Of course the protagonists in the news stories, the real life participants in our "entertainment" parallel do in fact, suffer and die. We recognize that as true at some level of cognition; but could we watch it, night after night if we experienced it as true in our bodies? How could we stand it?
I suggest, that functionally, it remains confined in our brains, and takes its place with all the other dramas that we witness. We "know" there is a "difference"; but that difference has no experiential significance.
Certainly the daily drama of family distress, of losing a job, or a friend has more power to bring us to tears than the news of yet another life destroying attack in some distant part of the world. Does that make sense? Of course it does, at one level; and at another level I know the notion I am proposing is literally, mind boggling.

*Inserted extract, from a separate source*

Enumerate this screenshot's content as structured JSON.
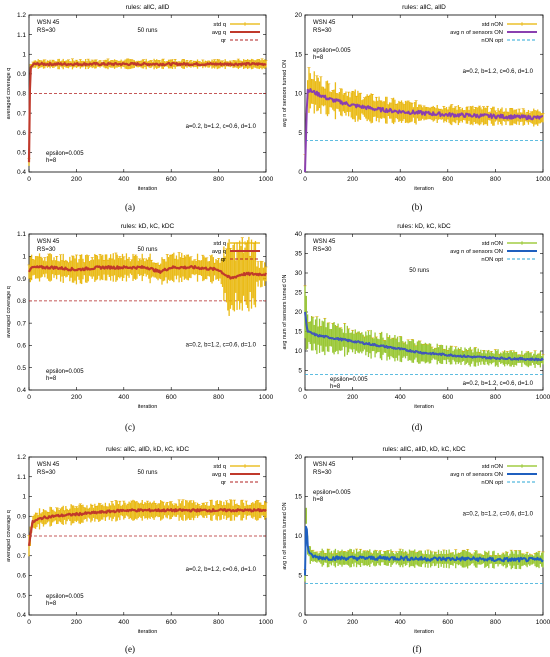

The news itself, out of respect for the unpaid "actors" in the story, restrains itself from dwelling on the tears and wrenching, twisted anguish of the stricken friends and parents of the children lost to an invasion, or a hurricane. And if it did not, all that would happen is a further dulling of our emotional engagement with the truth the news is telling us.
I am not condemning either the news, or the way it is presented. Nor am I condemning us as "unfeeling" zombies. Not only do I not believe either of those histrionic positions, but neither of them is the point of this exploration, which I intend to continue piece by piece until the puzzle takes its shape.